Just as we wrapped things up for Christmas, another piece of news release came in, “More than fifteen independent brands have joined together to participate in Baselworld 2020. Grouped under a new banner «The Watch Lounge»”. This is a new separate space created to complement the aforementioned in the same hall, with another concept to present small, independent, and so-called micro brands.

Baselworld is raising the game to bank on the independents, expanding the hall to give prominence to the segment. They have crunched the numbers and know the collective worth of these boutique brands and artisan watchmakers. If they could lure back a lot of the defectors who have been exhibiting at the adjacent hotels, the hall could become quite a destination to attract collectors and consumers alike. Not to mention recouping the revenues drained out to other venues.

Smart move.

There seems to be a sign of a pulse and of getting back in touch with the market

Baselworld is in a fierce bid to resuscitate the 102-year-old show. There seems to be a sign of a pulse and of getting back in touch with the market. Granted, there is one huge difference between this year and last year. A new boss has been installed with a new management direction.

Mr Michel Loris-Melikoff took over as Managing Director of the show last year, just weeks after Swatch Group made a dramatic last-minute exit. A former lawyer and private banker with 20 years’ experience in large-scale events such as FIFA and UEFA, Loris-Melikoff has come in with fresh eyes and is determined to radically revamp the show to catch up with modern times.

Baselworld expects exhibitor numbers to rise above 600 in 2020

“We are continuing our work to transform the show.

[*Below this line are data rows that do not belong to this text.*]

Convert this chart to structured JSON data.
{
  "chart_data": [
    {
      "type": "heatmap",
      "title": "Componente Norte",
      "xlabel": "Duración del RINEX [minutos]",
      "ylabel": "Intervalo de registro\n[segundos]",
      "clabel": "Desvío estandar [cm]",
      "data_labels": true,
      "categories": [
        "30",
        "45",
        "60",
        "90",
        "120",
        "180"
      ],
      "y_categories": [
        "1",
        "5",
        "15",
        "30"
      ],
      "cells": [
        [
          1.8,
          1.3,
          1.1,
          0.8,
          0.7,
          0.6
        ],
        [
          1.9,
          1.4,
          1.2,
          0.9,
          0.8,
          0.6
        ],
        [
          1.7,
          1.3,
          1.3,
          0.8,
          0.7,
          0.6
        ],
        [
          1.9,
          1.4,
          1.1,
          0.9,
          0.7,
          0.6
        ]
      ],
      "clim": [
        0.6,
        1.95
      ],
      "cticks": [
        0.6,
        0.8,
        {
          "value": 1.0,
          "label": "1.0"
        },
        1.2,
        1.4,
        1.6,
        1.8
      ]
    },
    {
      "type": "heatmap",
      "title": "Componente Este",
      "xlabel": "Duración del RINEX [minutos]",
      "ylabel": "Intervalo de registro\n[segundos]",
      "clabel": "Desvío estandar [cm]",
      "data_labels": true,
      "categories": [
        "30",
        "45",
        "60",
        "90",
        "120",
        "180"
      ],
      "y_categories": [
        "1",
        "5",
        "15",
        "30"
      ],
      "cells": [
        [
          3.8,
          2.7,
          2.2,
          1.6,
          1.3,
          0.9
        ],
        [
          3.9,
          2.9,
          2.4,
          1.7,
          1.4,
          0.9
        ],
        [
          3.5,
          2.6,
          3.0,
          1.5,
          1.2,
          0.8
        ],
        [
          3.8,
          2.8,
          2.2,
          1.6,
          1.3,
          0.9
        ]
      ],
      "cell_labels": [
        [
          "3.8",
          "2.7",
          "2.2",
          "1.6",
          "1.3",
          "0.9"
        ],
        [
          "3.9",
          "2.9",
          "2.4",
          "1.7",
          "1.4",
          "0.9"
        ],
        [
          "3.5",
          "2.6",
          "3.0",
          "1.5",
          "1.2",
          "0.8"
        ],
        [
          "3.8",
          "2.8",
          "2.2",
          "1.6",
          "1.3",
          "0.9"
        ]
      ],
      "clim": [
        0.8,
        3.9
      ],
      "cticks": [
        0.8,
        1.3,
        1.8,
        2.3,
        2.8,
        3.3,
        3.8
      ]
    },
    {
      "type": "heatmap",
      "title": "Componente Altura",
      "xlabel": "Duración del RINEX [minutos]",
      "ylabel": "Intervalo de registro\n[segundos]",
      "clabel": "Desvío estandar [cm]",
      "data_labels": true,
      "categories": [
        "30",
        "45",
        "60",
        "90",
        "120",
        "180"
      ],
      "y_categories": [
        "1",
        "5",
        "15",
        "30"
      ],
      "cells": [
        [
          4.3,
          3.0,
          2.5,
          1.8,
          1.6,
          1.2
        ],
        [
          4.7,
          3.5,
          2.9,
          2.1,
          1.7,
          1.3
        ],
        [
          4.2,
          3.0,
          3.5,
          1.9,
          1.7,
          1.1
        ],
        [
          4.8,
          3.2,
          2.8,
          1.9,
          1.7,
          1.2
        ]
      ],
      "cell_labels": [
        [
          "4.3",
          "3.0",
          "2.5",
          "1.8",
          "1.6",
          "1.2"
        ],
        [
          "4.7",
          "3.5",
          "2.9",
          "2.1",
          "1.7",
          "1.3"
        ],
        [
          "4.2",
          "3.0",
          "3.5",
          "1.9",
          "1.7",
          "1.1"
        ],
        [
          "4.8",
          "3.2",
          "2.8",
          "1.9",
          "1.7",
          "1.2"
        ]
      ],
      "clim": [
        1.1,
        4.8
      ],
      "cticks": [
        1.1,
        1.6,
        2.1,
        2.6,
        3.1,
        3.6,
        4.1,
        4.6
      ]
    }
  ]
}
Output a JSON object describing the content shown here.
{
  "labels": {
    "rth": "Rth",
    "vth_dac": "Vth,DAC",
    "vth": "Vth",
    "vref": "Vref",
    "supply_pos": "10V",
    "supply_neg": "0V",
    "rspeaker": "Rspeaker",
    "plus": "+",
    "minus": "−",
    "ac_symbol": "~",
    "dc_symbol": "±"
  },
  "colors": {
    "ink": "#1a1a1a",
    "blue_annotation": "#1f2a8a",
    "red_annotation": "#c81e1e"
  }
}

Baselworld aims to be a community and unifying entity.”  Loris-Melikoff recognises the many independent brands who contribute to the richness and diversity of the watch industry. His team and an entire community have come together to redeploy focus and resources to strengthen the segment’s representation at the fair.

It is only good news for the market to see what I see in the independents. Educating the buyers and influencing the players is a long road. Baselworld expects exhibitor numbers to rise above 600 in 2020. There have been suggestions of new formats or models. Reviving the show needs drastic changes. Playing the Independents card is not enough. But I think there is hope.